17/08/2026
𝗖𝗛𝗨𝗕𝗨𝗧: 𝗗𝗘 𝗟𝗔 𝗘𝗠𝗘𝗥𝗚𝗘𝗡𝗖𝗜𝗔 𝗛𝗜𝗗𝗥𝗜𝗖𝗔 𝗔 𝗟𝗔 𝗜𝗡𝗦𝗧𝗔𝗟𝗔𝗖𝗜Ó𝗡 𝗗𝗘 𝗨𝗡 𝗠𝗘𝗚𝗔 𝗗𝗔𝗧𝗔𝗖𝗘𝗡𝗧𝗘𝗥 𝗘𝗡 𝗧𝗥𝗘𝗟𝗘𝗪.
(Tiempo de lectura: 8 minutos)
Por: Carlos A. Silvestri
Para: Mesa Nac. del M.A.
Días pasados (el viernes 31/7), el Gobernador de Chubut, Ignacio Torres, presentó en la Legislatura pvcial., el proyecto de Ley 86/26, que declararía la emergencia hídrica por un año, debido a las alarmantes bajadas de los caudales de los Ríos Chubut y Senguer.

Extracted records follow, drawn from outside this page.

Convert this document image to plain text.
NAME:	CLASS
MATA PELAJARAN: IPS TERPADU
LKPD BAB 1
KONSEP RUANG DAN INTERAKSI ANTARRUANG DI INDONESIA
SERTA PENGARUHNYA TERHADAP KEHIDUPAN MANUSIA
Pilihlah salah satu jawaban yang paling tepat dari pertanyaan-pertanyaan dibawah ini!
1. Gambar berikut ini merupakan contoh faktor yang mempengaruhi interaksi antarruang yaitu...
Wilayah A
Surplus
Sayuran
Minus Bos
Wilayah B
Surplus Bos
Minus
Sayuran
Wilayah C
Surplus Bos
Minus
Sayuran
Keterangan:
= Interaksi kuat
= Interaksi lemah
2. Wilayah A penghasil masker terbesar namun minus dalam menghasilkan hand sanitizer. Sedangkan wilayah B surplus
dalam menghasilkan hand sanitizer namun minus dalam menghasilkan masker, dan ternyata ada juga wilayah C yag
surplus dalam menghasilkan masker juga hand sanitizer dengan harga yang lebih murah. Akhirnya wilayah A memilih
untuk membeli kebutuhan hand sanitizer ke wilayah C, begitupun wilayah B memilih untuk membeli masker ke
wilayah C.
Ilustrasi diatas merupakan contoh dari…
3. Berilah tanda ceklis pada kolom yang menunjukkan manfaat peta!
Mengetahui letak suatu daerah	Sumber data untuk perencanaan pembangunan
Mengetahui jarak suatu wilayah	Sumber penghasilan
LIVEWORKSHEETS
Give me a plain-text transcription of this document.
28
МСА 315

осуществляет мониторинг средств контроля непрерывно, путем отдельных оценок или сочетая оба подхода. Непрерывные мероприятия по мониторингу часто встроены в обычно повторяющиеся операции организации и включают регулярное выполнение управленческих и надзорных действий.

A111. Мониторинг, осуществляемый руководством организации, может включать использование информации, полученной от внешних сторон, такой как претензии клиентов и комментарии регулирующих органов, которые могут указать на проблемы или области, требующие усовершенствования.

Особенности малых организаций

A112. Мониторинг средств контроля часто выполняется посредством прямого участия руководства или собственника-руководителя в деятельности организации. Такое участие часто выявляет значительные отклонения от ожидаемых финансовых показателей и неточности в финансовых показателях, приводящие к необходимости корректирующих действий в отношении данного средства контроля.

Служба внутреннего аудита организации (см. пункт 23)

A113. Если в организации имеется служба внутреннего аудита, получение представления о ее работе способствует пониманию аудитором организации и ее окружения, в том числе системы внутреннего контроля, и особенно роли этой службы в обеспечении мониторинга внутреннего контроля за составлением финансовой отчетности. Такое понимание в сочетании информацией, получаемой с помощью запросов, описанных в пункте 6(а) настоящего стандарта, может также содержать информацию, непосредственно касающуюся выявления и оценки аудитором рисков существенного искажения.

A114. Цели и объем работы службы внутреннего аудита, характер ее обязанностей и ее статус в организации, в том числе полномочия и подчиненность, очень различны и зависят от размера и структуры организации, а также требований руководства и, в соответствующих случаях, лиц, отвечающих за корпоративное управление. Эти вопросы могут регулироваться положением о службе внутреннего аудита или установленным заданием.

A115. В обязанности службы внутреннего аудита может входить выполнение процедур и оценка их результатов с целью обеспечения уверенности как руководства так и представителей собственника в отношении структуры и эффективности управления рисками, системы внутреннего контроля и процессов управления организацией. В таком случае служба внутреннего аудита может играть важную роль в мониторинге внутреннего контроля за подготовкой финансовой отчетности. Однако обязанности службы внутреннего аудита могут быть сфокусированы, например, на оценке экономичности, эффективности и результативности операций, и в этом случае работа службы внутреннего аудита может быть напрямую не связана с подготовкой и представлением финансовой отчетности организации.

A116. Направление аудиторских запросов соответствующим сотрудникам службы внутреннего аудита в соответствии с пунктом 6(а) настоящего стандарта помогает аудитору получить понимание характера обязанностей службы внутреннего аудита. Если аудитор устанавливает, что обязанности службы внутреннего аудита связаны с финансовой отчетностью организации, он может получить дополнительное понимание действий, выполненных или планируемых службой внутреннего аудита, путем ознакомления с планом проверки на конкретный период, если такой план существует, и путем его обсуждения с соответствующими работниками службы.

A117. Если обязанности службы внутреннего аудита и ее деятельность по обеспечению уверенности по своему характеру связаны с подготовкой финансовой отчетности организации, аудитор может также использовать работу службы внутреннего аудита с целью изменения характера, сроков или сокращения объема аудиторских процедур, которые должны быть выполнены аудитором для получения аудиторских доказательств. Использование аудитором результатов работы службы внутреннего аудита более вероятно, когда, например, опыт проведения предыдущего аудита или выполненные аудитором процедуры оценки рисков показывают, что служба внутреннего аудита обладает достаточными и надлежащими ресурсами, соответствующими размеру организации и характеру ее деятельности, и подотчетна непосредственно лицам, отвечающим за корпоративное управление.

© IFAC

Esto produjo como consecuencia, una mayor dependencia de las reservas acumuladas en el Embalse Ameghino para abastecer la demanda urbana y las de las áreas productivas.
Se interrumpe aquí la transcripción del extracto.